JAKARTA, SAWIT INDONESIA – Pemerintah Indonesia diminta memperkuat diplomasi perdagangan untuk menghadapi resolusi sawit Parlemen Uni Eropa. Cara ini lebih efektif dibandingkan demo turun jalan seperti petani sawit di Malaysia.
“Lebih baik lakukan diplomasi perdagangan karena lebih efektif. Makanya harus ada tim negosiasi perdagangan internasional.
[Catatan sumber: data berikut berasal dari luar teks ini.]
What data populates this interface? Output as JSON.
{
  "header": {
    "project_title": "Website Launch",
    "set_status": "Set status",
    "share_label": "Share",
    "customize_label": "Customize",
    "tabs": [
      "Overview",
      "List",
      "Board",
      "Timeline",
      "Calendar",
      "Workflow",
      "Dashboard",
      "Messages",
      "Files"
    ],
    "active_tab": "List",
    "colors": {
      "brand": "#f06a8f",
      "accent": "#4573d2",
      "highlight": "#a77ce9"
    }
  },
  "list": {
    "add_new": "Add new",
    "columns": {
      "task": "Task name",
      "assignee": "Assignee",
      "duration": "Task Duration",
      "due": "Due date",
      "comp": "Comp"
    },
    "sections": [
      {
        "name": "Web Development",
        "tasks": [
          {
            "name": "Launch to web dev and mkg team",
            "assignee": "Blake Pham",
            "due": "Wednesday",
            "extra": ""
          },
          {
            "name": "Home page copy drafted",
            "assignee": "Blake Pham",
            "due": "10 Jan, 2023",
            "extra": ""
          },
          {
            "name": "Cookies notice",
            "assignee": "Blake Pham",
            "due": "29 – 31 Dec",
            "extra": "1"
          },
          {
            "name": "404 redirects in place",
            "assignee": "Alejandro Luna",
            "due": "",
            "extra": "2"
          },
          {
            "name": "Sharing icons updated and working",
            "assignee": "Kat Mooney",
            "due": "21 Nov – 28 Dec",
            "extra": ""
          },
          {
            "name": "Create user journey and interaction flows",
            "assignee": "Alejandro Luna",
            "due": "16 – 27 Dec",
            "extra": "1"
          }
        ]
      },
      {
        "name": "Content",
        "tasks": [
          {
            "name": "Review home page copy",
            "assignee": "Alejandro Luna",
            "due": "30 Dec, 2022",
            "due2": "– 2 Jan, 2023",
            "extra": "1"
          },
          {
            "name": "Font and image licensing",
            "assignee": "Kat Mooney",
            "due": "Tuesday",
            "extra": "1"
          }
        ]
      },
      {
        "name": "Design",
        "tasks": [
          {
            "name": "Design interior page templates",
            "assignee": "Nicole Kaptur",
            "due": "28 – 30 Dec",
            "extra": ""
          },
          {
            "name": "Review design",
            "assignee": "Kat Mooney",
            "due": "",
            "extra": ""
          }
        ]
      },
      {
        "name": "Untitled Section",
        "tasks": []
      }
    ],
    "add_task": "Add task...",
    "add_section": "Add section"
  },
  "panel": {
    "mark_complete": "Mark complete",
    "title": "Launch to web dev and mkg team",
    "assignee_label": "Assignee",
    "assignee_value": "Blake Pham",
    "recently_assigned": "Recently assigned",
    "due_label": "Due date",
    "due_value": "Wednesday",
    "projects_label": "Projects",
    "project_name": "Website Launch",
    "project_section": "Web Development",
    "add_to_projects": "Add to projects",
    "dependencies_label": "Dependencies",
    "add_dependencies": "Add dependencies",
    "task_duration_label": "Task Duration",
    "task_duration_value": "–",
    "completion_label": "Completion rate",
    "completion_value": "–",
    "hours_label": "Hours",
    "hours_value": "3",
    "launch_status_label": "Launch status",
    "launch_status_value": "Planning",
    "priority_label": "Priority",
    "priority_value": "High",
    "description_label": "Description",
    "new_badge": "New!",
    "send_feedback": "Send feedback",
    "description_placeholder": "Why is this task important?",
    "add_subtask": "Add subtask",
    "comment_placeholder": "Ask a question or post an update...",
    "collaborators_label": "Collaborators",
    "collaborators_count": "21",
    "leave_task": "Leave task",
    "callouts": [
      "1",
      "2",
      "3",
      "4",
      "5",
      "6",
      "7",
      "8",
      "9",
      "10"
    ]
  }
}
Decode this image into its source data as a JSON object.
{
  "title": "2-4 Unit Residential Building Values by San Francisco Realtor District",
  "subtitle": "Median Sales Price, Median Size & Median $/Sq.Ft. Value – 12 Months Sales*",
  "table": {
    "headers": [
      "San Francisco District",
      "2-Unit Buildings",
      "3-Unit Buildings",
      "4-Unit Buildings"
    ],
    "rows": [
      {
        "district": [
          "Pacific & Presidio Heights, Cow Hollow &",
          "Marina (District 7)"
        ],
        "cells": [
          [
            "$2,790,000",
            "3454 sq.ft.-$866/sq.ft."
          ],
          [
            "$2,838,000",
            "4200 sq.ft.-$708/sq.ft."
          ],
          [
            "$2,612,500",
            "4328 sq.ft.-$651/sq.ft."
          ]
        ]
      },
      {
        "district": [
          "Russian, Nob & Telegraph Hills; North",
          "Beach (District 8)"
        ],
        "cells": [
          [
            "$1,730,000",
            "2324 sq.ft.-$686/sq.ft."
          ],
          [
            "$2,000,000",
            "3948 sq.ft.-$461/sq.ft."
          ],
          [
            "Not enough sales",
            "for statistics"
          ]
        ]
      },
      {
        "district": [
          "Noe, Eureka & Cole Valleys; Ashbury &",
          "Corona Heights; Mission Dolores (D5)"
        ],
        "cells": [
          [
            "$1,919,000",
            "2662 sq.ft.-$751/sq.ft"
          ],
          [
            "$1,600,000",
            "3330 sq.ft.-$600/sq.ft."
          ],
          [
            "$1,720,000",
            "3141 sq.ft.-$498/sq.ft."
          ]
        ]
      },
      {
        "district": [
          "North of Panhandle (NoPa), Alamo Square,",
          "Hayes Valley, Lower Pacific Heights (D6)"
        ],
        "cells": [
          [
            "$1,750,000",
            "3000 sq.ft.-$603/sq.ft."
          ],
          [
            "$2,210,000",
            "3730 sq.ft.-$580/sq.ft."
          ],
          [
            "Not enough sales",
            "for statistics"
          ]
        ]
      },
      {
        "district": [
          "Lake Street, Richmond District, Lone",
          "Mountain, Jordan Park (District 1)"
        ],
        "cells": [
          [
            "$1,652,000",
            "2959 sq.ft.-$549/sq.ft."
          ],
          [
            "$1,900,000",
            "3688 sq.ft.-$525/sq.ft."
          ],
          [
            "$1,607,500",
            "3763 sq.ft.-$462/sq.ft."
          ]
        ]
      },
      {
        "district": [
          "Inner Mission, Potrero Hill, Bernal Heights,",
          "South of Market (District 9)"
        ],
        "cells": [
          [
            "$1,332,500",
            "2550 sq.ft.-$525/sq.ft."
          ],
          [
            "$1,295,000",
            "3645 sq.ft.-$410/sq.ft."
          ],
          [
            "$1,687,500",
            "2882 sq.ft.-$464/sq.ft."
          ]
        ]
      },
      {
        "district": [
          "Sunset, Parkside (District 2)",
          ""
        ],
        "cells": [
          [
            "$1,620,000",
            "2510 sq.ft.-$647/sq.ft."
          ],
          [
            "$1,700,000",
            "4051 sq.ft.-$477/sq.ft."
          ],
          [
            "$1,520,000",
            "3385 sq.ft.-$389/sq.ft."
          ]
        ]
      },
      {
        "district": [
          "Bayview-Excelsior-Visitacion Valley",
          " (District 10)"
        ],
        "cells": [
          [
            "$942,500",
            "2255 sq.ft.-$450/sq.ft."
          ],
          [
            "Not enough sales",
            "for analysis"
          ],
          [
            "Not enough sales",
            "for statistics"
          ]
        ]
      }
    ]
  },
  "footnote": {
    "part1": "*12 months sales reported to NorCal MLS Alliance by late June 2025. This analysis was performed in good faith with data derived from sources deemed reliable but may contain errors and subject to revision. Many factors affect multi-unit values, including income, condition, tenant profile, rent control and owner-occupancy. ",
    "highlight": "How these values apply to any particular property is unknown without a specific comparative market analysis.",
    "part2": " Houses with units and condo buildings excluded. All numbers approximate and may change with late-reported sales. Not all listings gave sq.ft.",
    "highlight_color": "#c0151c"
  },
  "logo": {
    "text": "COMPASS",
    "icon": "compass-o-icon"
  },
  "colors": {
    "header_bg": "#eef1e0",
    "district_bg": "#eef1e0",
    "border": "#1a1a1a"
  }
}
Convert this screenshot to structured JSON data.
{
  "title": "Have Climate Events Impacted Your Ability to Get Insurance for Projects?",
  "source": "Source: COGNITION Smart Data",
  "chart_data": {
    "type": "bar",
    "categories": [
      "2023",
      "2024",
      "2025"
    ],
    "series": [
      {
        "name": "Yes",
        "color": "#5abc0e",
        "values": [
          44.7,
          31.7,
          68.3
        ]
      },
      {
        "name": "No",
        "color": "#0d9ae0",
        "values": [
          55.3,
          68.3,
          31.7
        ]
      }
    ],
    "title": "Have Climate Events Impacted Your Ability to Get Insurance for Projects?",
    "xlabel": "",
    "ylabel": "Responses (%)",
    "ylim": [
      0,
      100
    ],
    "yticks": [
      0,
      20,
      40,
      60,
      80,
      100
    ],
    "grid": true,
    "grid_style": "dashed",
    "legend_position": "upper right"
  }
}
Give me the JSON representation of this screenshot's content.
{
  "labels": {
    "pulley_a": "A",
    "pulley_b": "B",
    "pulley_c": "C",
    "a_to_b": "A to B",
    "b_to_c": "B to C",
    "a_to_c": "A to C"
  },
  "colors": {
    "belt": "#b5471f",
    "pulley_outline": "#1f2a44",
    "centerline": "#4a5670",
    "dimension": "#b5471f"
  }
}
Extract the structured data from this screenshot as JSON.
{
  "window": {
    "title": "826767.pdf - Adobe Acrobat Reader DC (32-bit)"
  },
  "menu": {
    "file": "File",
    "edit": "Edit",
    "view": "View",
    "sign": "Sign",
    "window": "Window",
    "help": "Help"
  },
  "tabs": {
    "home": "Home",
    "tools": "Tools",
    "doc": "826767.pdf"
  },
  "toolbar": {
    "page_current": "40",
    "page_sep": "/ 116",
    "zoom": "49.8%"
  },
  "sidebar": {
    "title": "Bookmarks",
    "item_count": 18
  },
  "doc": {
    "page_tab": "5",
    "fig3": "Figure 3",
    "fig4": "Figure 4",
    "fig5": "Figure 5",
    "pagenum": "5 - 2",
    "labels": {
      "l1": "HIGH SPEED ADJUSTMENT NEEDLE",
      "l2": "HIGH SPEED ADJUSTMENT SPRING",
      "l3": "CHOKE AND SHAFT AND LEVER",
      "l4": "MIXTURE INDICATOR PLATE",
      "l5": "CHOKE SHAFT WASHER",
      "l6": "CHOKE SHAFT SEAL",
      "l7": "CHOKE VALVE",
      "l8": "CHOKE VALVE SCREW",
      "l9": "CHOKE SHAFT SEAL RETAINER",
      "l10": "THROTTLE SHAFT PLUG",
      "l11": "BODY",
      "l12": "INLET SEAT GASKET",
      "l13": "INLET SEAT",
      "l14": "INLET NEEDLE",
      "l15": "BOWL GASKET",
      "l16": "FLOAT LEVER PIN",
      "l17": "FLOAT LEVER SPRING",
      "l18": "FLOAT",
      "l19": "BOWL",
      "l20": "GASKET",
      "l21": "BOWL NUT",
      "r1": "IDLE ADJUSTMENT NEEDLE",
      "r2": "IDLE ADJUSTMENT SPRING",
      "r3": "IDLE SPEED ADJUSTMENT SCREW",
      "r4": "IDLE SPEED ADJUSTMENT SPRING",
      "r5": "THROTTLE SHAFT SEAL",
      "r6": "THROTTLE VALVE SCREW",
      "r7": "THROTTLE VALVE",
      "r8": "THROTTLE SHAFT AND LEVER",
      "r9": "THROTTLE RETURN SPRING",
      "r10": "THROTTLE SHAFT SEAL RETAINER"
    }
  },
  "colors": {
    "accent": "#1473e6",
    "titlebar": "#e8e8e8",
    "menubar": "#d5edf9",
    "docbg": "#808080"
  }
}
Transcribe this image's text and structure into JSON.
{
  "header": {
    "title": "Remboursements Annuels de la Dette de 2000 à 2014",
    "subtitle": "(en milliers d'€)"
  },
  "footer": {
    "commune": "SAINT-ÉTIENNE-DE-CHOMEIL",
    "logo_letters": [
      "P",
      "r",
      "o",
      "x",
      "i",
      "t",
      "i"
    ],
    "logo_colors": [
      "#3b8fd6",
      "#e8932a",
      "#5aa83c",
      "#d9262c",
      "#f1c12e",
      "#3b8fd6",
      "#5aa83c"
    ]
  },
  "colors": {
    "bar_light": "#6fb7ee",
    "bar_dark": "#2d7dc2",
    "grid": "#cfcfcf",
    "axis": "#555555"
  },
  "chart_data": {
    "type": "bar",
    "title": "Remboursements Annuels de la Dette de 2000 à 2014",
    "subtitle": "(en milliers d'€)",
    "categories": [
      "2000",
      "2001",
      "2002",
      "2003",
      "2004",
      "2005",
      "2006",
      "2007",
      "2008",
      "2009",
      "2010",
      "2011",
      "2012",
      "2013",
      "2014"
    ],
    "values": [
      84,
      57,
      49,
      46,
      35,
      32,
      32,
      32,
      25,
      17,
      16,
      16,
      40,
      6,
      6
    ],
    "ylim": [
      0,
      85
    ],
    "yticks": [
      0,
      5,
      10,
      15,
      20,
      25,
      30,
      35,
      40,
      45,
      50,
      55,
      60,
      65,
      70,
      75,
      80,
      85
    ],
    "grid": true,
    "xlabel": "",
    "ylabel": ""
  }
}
Cara ini lebih baik daripada demo, butuh energi besar,” ujar Santosa, Presiden Direktur PT Astra Agro Lestari, dalam media gathering wartawan di Batu, Malang pada Rabu, 24 Januari 2018.
Usulan Parlemen Eropa bersifat tidak mengikat mengenai penghapusan biodiesel sawit pada 2021. “Resolusi sebenarnya tidak mengikat karena kedaulatan ada di masing-masing negara. Memang, mereka (Eropa) ingin memproteksi petani. Isu ini sangat politis karena muncul pertanyaan kenapa subsidi diberikan kepada negara lain,bukan petani soya dan rapeseed Eropa,”ujarnya.
Dalam pandangan Santosa, pasar minyak sawit di Uni Eropa tidak signifikan ketimbang India dan Tiongkok. Setiap tahun, permintaan sawit dari Benua Biru sekitar 2 juta ton.
“Secara bisnis memang tidak signifikan tetapi lebih berdampak kepada aspek politisnya. Kita tak perlu terlalu khawatir kehilangan pasar minyak sawit di Eropa,” tutur lulusan Program Studi Fisika Universitas Gajah Mada.
Santosa mengapresiasi dukungan pemerintah mulai dari Presiden Joko Widodo sampai para menteri terhadap industri kelapa sawit. “Saya senang Presiden, Menko Perekonomian, Menteri Pertanian, dan Menteri Luar Negeri sudah satu suara. Jika menteri yang pendekatan langsung maka tekananannya akan berbeda.”
Santosa menjelaskan solusinpaling efektif melalui negosiasi dagang dalam format bilateral maupun unilateral untuk mencegah efek kampanye hitam sawit Indonesia dalam perdagangan minyak sawit.